Let’s keep this short and simple. Assessing if an incident warrants investor disclosure depends on the following:

 

– Material impact: Will it significantly affect valuation, revenues or assets?

– Legal obligations: Do reporting laws or regulations require notification?

– Contractual duties: Are you obligated by funding agreements to disclose?

– Scope of access: Did the incident expose sensitive IP, customer data or other privileged information?

– Ongoing risks: Could the attack lead to additional breaches or damages down the road?

 

Minor incidents like routine phishing attempts generally don’t require disclosure. But when in doubt, increased transparency is advisable to preserve trust.

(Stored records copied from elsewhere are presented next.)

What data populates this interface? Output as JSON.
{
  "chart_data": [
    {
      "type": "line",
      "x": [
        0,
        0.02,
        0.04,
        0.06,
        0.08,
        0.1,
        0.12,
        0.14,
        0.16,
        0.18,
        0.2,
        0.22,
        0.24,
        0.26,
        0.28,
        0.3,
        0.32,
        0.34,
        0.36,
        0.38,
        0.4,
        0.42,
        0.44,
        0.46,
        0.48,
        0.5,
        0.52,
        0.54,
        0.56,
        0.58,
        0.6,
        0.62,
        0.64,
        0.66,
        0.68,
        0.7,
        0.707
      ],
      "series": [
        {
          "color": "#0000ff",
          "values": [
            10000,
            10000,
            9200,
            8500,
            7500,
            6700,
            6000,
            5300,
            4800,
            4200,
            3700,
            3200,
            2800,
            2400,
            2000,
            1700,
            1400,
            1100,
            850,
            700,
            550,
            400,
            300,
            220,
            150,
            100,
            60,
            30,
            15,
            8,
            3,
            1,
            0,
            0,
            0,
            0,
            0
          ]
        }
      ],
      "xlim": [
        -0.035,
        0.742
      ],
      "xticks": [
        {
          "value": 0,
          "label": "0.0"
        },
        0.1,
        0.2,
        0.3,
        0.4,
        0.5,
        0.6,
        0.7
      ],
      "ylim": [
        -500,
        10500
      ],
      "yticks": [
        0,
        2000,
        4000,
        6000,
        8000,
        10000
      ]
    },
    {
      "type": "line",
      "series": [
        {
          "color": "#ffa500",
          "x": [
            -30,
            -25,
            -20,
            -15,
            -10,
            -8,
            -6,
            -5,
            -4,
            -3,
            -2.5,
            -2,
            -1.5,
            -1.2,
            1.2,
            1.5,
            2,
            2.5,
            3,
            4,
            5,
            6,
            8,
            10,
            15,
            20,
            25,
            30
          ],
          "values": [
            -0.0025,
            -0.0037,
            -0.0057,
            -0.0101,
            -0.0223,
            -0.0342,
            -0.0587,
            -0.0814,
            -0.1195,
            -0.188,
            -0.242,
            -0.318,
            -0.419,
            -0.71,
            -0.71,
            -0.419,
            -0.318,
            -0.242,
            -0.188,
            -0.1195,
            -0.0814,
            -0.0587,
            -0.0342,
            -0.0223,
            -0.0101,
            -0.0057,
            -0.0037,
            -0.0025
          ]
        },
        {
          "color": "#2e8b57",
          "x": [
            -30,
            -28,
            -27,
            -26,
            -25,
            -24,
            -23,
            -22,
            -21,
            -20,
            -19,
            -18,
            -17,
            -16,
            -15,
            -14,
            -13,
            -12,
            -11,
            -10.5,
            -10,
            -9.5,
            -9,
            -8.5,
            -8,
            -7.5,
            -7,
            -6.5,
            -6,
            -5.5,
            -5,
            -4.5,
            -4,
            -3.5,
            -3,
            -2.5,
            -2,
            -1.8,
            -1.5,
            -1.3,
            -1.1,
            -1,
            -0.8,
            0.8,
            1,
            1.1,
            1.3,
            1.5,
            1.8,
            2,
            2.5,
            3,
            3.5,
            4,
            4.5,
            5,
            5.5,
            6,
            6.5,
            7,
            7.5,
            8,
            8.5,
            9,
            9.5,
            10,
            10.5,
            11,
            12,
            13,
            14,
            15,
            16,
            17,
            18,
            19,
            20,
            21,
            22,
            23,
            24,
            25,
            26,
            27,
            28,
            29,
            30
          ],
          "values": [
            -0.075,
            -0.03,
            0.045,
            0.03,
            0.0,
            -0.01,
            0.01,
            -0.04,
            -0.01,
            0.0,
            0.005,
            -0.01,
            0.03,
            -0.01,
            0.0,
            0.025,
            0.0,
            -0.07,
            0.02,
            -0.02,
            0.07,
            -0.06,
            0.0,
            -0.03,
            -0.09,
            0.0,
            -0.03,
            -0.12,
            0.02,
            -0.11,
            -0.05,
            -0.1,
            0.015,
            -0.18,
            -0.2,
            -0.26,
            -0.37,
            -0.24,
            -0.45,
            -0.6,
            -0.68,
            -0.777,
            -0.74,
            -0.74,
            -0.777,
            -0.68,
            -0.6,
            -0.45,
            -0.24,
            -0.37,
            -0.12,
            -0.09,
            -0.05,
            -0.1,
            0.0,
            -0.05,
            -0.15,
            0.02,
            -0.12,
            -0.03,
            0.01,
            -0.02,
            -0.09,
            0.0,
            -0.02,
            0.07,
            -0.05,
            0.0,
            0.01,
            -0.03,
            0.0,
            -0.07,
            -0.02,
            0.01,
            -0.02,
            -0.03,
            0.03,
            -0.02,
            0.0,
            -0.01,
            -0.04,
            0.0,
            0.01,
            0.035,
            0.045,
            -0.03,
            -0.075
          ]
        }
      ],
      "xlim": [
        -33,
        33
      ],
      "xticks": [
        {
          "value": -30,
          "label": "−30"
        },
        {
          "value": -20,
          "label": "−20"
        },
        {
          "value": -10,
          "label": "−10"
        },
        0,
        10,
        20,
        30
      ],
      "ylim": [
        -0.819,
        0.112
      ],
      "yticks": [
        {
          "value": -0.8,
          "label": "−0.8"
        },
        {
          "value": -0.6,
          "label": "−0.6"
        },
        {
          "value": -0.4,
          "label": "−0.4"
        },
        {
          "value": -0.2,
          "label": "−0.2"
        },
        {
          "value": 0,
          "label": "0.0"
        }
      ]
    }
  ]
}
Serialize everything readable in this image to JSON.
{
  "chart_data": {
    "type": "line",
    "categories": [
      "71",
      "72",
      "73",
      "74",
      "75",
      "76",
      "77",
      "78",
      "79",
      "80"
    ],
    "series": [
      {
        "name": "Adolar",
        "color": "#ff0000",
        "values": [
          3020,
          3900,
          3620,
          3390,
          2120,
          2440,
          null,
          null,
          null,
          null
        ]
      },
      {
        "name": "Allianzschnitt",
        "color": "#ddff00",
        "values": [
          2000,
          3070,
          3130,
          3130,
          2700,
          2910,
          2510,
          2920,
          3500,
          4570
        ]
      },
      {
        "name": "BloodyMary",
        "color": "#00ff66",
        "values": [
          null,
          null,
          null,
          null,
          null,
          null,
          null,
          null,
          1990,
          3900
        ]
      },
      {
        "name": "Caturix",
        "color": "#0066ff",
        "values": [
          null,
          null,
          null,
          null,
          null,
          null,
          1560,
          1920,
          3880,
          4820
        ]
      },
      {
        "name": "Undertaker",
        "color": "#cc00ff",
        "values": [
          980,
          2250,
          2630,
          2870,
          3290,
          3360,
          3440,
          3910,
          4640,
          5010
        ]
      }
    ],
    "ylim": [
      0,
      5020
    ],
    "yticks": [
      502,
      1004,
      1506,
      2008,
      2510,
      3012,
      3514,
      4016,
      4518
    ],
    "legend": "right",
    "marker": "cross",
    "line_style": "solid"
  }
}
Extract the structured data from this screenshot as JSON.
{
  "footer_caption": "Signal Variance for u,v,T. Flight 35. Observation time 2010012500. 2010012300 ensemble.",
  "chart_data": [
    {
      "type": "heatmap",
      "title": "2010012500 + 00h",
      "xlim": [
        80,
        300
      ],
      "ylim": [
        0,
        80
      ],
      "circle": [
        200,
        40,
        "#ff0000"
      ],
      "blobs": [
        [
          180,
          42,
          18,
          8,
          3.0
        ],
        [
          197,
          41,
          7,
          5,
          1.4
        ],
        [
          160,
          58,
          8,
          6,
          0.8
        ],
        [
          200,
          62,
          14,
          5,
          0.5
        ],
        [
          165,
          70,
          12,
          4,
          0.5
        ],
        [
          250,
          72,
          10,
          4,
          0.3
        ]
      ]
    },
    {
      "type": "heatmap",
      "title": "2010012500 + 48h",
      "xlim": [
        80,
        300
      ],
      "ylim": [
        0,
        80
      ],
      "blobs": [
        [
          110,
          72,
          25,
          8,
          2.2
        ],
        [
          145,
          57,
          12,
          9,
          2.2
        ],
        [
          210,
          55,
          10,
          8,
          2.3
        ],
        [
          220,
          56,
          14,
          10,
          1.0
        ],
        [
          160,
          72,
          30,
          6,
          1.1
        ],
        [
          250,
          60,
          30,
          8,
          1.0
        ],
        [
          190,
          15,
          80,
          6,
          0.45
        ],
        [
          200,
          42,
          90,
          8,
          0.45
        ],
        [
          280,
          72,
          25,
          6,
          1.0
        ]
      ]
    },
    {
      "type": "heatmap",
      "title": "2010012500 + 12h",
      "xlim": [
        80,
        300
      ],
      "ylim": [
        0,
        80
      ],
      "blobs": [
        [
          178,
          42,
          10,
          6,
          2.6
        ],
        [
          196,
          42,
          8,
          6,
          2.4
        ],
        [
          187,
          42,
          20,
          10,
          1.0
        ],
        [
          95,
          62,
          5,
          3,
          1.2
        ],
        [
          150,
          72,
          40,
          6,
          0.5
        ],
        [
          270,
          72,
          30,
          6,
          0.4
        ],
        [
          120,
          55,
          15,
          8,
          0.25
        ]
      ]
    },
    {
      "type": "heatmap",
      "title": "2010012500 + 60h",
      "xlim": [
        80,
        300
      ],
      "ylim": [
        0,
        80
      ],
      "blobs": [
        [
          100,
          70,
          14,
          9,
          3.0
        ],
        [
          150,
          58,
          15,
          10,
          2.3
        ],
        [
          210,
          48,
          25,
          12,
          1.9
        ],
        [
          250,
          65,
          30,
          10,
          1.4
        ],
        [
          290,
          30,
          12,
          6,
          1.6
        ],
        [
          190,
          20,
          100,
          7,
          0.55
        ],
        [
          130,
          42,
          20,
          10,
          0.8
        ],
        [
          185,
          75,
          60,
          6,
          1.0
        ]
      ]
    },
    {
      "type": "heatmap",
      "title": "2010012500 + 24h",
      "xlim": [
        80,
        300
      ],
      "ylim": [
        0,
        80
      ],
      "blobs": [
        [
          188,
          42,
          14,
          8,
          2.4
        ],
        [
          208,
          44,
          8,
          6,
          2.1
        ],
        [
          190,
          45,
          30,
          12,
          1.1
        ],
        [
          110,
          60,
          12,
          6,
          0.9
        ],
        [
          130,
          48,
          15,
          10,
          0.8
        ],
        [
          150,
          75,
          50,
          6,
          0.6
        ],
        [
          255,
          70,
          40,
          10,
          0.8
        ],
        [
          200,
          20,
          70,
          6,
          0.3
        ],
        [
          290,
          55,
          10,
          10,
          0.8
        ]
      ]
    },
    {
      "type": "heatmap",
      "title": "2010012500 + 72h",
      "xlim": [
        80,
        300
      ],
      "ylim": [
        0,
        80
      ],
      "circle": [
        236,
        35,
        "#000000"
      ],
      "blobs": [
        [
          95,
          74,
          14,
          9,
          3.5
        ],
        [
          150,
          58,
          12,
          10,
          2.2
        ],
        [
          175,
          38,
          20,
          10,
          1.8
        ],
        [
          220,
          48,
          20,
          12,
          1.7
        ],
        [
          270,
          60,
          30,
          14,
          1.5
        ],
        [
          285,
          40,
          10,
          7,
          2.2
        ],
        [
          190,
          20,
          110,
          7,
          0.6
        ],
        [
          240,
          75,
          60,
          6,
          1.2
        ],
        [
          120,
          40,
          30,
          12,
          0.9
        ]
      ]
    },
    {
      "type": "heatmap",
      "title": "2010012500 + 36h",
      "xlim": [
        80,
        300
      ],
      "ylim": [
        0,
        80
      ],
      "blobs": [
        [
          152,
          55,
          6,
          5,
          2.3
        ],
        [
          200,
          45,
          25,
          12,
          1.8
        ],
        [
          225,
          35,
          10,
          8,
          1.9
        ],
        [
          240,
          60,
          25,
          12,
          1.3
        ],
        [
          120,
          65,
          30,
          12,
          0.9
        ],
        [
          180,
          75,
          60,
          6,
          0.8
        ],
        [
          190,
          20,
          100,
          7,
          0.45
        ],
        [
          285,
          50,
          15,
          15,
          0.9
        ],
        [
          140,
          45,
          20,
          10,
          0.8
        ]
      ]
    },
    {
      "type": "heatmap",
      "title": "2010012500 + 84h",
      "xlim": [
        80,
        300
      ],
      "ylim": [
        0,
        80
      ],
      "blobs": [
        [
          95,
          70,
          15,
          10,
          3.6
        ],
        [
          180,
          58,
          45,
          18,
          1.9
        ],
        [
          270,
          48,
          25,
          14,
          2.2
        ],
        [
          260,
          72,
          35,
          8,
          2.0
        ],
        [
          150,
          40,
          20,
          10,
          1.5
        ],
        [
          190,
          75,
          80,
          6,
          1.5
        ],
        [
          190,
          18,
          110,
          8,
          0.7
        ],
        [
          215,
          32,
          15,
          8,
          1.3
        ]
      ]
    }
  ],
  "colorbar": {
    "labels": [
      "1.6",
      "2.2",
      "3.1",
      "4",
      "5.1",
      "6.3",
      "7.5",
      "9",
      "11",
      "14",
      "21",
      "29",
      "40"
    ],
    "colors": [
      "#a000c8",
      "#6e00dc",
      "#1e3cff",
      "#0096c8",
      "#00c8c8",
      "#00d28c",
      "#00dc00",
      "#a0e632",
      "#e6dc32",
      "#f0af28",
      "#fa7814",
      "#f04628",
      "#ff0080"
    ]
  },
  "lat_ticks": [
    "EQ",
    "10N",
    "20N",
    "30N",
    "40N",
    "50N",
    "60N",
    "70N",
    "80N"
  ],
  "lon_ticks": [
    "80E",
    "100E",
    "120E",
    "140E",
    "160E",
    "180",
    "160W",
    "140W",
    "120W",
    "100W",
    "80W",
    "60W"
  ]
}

Turn Cyber Risks into an Advantage

Rather than hiding cybersecurity challenges, smart businesses get ahead of them. Treating investors as partners in managing risk creates confidence. It transforms a potential liability into a chance to showcase your leadership.

 

Just be sure to strike the right balance between transparency and strategic framing. Follow security best practices, then highlight the improvements made. Investors will respect the maturity in acknowledging risks while prioritising opportunities.

 

Strengthen your cybersecurity today with CyberAngels – the all-in-one digital defence platform designed for SMBs. Sign up now for a free trial to show investors how seriously you take protecting your business. With CyberAngels, you can:

 

  • Continuously monitor threats and assess risks
  • Control vendor access and manage partners securely
  • Automate policy enforcement and compliance
  • Provide visibility into your security posture anytime

 

Position your company for investment success with proactive cybersecurity. Start your free trial today.

Read more articles

Act Now

Start running our automatic non-intrusive risk assessment on your Internet-facing systems.

If you’re not ready, book a free consultation with a Cyberangels team member.